From Austen to Zola: Amy Lowell as a Collector
Sep 4th, 2012 by houghtonmodern
Please drop by Houghton to see our latest exhibition: From Austen to Zola: Amy Lowell as a Collector opens today, and runs through January 12, 2013.
Amy Lowell – a controversial, cigar-smoking, outspoken, Pulitzer Prize-winning poet – collected works by prominent creative artists such as Jane Austen, Ludwig von Beethoven, William Blake, Charlotte Brontë, John Keats, Michelangelo, Walt Whitman and Émile Zola. A selection from the thousands of rare books and manuscripts collected by Lowell, and bequeathed to Harvard in 1925, are showcased in this exhibition.

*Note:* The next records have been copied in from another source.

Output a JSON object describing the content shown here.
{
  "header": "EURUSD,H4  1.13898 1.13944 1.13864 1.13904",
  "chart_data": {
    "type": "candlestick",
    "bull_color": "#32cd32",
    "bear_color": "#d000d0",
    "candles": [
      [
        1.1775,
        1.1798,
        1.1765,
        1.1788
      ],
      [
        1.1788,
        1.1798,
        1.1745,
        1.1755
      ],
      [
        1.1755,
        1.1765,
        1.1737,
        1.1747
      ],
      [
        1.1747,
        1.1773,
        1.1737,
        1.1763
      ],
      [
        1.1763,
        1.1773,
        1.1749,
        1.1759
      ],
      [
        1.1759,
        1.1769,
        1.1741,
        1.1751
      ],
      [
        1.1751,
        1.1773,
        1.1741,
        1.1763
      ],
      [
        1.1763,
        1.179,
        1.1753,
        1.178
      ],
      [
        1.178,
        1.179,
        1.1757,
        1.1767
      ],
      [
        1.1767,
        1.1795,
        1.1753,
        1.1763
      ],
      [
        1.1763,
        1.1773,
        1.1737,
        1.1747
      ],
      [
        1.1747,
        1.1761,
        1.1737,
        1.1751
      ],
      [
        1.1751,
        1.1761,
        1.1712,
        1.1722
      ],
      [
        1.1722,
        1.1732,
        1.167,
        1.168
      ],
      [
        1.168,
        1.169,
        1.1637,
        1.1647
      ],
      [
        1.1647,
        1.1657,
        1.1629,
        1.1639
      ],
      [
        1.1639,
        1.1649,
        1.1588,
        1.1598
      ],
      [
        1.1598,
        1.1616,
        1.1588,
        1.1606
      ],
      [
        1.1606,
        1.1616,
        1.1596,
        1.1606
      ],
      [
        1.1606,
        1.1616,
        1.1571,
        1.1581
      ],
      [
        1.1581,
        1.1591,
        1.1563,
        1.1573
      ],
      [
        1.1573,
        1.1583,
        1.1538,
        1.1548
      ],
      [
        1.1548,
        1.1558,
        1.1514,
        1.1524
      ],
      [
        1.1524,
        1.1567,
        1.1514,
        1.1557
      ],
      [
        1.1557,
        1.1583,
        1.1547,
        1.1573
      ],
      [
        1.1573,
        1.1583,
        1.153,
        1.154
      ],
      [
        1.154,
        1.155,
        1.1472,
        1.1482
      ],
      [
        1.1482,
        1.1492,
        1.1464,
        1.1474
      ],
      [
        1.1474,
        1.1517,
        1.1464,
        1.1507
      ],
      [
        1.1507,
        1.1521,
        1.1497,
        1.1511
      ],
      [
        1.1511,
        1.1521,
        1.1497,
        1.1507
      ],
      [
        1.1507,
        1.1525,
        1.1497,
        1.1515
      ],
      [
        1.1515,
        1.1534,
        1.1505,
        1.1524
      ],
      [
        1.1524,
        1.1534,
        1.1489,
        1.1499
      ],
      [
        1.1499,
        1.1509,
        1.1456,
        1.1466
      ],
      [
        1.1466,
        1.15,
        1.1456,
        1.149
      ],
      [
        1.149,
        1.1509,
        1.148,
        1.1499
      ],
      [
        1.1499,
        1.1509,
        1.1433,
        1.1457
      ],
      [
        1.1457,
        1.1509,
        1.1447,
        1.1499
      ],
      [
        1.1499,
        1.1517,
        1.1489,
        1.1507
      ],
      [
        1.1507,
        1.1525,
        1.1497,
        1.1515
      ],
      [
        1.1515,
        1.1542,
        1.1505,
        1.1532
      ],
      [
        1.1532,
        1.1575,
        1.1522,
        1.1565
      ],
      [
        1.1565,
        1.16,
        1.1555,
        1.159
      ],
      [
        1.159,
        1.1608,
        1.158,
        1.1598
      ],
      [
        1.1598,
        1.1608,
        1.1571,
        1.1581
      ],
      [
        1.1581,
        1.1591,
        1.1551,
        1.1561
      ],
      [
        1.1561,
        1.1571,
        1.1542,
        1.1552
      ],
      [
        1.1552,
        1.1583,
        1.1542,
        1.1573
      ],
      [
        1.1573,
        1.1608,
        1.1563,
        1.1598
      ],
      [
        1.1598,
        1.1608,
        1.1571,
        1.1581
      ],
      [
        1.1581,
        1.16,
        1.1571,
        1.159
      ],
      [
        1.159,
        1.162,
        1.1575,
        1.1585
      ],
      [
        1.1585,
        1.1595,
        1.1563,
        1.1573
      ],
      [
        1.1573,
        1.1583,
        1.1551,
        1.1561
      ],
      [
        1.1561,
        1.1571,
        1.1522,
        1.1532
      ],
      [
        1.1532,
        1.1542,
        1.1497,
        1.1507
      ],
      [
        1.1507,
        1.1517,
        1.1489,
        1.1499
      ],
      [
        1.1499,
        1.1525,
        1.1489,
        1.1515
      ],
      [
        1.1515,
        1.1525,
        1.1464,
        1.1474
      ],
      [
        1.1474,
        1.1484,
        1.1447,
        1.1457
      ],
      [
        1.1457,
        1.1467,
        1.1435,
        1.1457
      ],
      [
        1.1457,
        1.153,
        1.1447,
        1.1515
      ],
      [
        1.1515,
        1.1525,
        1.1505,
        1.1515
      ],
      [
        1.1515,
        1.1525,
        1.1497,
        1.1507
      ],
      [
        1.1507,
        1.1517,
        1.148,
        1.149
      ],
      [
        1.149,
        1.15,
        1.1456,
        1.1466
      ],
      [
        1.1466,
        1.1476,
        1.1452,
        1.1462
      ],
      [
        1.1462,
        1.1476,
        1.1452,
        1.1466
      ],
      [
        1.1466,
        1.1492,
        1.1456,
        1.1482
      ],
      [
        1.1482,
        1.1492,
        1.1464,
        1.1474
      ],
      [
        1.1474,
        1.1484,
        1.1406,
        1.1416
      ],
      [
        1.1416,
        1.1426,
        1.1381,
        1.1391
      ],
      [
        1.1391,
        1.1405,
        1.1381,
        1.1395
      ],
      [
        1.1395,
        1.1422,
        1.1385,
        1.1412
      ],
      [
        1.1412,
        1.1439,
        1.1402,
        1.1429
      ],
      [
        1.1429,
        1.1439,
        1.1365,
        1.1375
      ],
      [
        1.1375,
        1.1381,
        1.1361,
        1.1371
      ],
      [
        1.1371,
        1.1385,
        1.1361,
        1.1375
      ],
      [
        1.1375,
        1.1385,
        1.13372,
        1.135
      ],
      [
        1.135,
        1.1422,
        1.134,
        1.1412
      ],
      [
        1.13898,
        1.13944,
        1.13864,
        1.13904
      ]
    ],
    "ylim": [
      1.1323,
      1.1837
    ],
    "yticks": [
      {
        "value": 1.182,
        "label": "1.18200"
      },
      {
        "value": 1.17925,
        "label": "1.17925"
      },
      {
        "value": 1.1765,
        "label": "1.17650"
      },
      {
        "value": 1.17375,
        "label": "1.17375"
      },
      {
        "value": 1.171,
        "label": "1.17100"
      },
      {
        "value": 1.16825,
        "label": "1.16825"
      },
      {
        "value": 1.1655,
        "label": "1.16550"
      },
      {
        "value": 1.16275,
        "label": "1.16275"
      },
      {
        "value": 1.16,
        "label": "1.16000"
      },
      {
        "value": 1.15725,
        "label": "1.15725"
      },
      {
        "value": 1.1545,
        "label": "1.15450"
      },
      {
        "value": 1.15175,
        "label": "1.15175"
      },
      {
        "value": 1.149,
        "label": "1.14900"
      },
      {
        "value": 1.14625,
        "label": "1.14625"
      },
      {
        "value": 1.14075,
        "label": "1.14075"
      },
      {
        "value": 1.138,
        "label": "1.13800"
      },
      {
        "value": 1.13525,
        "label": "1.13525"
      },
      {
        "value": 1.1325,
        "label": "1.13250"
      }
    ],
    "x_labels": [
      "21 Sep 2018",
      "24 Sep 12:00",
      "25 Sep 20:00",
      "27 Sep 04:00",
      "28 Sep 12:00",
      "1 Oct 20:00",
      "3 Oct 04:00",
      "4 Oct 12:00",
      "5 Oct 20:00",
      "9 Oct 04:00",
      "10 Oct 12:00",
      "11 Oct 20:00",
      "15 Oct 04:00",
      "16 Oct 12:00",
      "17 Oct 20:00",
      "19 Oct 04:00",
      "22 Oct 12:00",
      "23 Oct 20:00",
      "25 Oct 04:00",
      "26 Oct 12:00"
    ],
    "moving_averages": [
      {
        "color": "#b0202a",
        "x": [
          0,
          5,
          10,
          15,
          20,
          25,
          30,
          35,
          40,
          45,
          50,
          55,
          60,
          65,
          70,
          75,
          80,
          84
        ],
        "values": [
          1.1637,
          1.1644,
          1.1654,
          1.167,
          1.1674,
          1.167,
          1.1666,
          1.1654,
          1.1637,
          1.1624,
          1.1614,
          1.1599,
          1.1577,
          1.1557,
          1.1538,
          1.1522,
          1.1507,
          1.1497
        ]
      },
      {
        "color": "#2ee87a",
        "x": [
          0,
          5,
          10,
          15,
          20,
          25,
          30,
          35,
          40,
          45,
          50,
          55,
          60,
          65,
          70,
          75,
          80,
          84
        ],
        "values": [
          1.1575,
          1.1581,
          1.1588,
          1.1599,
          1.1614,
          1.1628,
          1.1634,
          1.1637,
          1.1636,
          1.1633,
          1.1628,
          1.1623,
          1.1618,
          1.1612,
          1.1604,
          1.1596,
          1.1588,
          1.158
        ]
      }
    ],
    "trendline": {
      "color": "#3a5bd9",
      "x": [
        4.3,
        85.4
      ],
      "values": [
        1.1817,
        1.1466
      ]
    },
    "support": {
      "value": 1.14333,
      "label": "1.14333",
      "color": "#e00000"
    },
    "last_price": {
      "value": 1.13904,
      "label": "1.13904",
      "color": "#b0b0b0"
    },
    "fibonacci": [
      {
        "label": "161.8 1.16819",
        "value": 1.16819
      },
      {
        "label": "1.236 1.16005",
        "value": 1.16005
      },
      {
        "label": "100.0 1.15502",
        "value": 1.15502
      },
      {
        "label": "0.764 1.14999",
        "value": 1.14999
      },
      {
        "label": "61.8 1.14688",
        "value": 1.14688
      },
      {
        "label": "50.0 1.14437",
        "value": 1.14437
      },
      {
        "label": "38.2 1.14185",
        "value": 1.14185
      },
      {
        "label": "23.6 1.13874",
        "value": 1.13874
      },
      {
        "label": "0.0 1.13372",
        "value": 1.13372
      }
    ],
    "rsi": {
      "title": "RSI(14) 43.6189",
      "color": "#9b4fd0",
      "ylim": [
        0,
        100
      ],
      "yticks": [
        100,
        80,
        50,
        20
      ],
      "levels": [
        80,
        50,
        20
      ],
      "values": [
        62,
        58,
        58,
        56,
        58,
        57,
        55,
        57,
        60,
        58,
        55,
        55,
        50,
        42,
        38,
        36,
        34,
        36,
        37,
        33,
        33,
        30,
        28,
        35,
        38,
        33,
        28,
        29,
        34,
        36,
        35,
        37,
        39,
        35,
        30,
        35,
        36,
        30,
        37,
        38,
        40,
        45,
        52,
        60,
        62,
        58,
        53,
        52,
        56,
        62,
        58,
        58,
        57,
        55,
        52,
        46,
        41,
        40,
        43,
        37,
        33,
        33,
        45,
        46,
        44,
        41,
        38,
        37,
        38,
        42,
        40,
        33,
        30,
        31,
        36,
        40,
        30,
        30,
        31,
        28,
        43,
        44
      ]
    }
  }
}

Lowell was one of the few women competing in the male-dominated world of collecting. She began at age 17 by purchasing Sir Walter Scott’s Waverley novels with her Christmas money. The exhibition includes several works by William Blake, another of her early collecting interests, including Songs of Innocence (1789); a sketch by Michelangelo on the back of a work order (1523); letters by Voltaire, Jane Austen, and Harriet Beecher Stowe; love letters from Lord Nelson to Lady Hamilton, and John Keats to Fanny Brawne; manuscripts by Ben Jonson, Jean La Fontaine, Charlotte Brontë, Walt Whitman, and Emily Dickinson; books owned by Charles I and the Empress Josephine; and much, much more.
The exhibition, on display in the Edison and Newman Room in Houghton Library, is free and open to the public during Houghton’s regular hours.